Marketing takes its place at the boardroom table
Marketing is increasingly being seen by the accountants as an integral part of the success of any organisation, and many chief marketing officers are responsible for huge budgets, according to a new survey
Is marketing about to take its place at the boardroom table after years of complaint that it has only Cinderella status among the directors?
In the first of a new series of surveys of the role of chief marketing officers (CMOs) in SA, the VML SA advertising agency has found that 40% of respondents now handle annual budgets of more than R50m. This, according to experts, is a 15%-20% increase over the past five years.
VML CEO Jarred Cinman says: "We talked to the marketing heads of some of SA’s largest companies. The scale of their budgets is indicative of the value marketing brings to organisations and brands.
"It also shows how marketers have evolved from managing the three Ps (price, place and promotion) to doing much more. Today they’re responsible for increasing sales, improving omnichannel customer experiences and reinventing the customer relationship through digital innovation."
A leading fast-moving consumer goods marketing head concurs: "I think for the first time bean counters are valuing the contribution we make to the success of the business.
"We’re no longer seen as a nice-to-have when times are good, but as an integral part of the success of any organisation, particularly in tough periods. The challenge for our community now is to prove our mettle and make sure we have the right people coming into the discipline."
The series of surveys will become quarterly studies of the state of marketing in SA.
At this stage VML considers the survey a dipstick, but as it grows it will become the definitive research into the role of CMOs across all sectors.
One of the more noteworthy findings shows that 40% of respondents are spending the largest portion of their budget on digital and social media projects. The same percentage of respondents report gaining their greatest return on investment (ROI) from such projects. Only 13% continue to see returns from traditional channels like print and broadcast media and public relations.
Though a large number of respondents say they spend the most, and gain the greatest returns, from digital channels, data analytics receives the least ROI.

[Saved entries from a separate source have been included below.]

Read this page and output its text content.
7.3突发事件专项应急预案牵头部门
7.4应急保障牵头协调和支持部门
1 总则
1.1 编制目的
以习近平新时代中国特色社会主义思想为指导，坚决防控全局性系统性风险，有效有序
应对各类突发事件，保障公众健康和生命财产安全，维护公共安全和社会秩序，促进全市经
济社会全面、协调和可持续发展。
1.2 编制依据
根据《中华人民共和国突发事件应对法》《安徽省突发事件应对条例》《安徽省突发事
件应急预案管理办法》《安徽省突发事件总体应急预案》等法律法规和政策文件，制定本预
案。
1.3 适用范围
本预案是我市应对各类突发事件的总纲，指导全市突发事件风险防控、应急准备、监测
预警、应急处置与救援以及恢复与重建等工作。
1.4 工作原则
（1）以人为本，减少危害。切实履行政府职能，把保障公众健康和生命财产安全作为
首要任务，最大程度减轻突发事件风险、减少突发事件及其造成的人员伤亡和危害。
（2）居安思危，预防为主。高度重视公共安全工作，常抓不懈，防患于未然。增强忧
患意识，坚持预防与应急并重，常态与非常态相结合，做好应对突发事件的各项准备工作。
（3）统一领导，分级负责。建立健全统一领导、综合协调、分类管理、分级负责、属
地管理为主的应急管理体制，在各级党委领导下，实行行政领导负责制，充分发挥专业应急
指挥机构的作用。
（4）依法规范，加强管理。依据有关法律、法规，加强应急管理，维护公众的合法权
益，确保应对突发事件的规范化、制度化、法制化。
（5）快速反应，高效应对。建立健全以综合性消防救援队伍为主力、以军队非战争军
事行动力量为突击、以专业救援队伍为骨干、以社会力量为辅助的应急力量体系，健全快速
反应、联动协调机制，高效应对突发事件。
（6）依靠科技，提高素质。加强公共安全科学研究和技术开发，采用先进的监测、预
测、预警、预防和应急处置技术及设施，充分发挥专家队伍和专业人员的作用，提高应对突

A third (33%) of respondents say their primary focus for this year is to make better use of existing data. All respondents would be investing in training their teams in data analysis and related digital skills.
Some marketers say they have too much data to distil. Cinman says: "It seems clear that getting to grips with the huge amount of data now available to marketers is going to be where the biggest advantage lies for the canniest of SA’s marketing leaders."
Aside from data-related issues, respondents face the challenges of increased competition and consumer intolerance to advertising (each rated at 20%, equally with data). This means marketers have to work harder to find new ways to engage with consumers, hence more than 25% said their primary focus will be on creating customer experiences.
All respondents are also using three or more agencies to support their marketing efforts, with a third of them using more than five external agencies.
Cinman asks: "Is this an indication that marketers still feel they need specialists for each discipline?
"Are these rosters shrinking, or growing?"